If beats are merely sequential, the work reads as anecdote, not story.
---
## What Transforms Anecdote into Story: Escalation
> "Always be escalating. That's all a story is, really: a continual system of escalation. A swath of prose earns its place in the story to the extent that it contributes to our sense that the story is still escalating."
Escalation isn't just raising stakes — it's **irrevocable change**. Once a story has moved forward through some fundamental change in a character's condition, you don't get to enact that change again, and you don't get to stay there elaborating on that state.
**The story is a staircase, not a treadmill.**
---
## The "Is This a Story Yet?" Diagnostic
Stop at any point and ask: *if it ended here, would it be complete?*
Early on, the answer is almost always no — because nothing has changed yet. The story only becomes a story at the moment something changes irreversibly.

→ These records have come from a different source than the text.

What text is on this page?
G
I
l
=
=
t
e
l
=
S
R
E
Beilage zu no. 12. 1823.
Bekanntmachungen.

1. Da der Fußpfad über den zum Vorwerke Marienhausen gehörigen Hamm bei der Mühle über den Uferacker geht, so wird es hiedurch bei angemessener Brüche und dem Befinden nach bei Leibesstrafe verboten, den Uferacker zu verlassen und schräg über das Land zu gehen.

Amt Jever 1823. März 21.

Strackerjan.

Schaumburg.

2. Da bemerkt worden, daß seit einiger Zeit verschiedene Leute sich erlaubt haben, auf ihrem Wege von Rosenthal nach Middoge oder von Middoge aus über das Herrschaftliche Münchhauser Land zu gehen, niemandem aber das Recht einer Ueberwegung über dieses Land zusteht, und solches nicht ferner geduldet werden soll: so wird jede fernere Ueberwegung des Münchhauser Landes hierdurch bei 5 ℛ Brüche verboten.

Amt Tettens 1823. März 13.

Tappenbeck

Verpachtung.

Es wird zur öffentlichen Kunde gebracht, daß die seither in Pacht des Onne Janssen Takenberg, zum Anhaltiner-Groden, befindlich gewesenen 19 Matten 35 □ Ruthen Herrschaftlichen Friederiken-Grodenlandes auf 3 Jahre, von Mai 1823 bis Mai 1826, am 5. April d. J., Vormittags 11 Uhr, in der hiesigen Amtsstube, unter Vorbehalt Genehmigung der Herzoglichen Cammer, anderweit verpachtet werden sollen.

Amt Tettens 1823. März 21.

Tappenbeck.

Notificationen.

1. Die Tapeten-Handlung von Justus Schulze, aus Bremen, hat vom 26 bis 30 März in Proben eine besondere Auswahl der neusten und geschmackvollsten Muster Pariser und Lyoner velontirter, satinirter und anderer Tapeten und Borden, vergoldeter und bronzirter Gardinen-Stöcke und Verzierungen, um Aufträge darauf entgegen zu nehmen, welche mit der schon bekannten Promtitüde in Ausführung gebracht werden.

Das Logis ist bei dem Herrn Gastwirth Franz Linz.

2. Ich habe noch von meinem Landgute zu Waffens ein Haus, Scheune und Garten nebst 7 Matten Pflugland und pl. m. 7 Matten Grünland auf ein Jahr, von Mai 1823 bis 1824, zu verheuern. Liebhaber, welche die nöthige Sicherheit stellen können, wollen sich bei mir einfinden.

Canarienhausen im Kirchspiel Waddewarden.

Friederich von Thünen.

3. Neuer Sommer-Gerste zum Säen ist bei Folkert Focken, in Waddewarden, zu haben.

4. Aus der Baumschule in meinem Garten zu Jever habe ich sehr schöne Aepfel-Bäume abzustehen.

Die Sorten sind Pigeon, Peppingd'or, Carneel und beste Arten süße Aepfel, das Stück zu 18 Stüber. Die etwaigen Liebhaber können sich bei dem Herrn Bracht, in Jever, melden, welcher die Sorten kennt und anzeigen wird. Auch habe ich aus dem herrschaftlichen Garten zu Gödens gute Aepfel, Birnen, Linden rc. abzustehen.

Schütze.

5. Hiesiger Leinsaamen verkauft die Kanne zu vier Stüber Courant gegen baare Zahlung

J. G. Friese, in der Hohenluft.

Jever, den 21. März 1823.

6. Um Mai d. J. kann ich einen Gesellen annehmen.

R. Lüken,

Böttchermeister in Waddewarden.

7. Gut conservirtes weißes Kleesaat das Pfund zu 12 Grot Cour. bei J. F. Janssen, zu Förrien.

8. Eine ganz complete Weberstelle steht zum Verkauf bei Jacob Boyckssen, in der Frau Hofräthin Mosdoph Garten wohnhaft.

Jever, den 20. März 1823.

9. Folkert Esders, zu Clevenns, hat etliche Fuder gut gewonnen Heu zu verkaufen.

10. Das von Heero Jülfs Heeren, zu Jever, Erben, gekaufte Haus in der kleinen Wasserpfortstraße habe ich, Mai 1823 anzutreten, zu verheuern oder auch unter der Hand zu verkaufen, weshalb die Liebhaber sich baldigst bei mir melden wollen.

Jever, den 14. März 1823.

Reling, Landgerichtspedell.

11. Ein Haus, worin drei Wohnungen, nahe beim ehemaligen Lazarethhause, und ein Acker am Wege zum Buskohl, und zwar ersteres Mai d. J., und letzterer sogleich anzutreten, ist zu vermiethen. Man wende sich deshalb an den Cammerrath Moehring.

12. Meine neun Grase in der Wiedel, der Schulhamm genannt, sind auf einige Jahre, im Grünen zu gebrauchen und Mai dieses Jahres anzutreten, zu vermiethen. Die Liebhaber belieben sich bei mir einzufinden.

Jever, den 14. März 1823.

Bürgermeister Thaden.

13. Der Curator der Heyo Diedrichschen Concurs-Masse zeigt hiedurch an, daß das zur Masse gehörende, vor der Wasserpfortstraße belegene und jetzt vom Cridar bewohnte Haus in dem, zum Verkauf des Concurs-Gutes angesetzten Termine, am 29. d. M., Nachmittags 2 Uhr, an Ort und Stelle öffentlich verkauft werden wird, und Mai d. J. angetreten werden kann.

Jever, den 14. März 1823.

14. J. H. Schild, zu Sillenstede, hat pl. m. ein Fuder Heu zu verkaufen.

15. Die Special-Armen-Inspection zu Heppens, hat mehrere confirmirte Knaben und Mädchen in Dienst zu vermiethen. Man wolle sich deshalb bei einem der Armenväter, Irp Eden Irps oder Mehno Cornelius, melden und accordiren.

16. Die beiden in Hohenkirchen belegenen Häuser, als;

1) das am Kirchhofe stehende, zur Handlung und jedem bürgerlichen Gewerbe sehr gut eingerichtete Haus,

**Precise test: change = story. No change = still just setup.**
---
## The "What Do We Know About This Character So Far?" Tool
Take inventory constantly. A reader's understanding of a character is always a running accumulation — and every beat should either **confirm**, **complicate**, or **overturn** that understanding.
The more we know about a person — their hopes, dreams, fears, and failures — the more compassionate we become toward them. This is how the empathy machine operates mechanically: **specificity accrues, and accrued specificity generates care.**
---
## The Three E's
Three words that capture the full framework:
1. **Escalation** — the story must continuously move forward through irrevocable change
2. **Efficiency** — ruthlessly exclude anything extraneous to the story's purposes
3. **Expectation** — what comes next must hit a Goldilocks level: not too obvious, not too absurd
---
## The Moral/Technical Unity
Any story that suffers from what seems like a **moral failing** will, with sufficient analytical attention, be found to be suffering from a **technical failing** — and if that failing is addressed, it will always become a better story.
This means: when a story feels wrong emotionally or ethically, look for the craft problem first. The fix is almost always structural.
---
## Summary: The Diagnostic Questions
Apply these in order to any piece of prose:
1. **Beat causality** — Does each beat cause the next, or are they merely sequential?
2. **Escalation** — Is the story continuously moving up the staircase, or running on a treadmill?
3. **Story-yet test** — If it ended here, would something have irreversibly changed?
4. **Character accumulation** — Is our understanding of the character growing richer with each beat?
5. **Three E's check** — Is it escalating, efficient, and pitched at the right level of expectation?
6. **Moral/technical unity** — If something feels off morally or emotionally, where is the technical failure?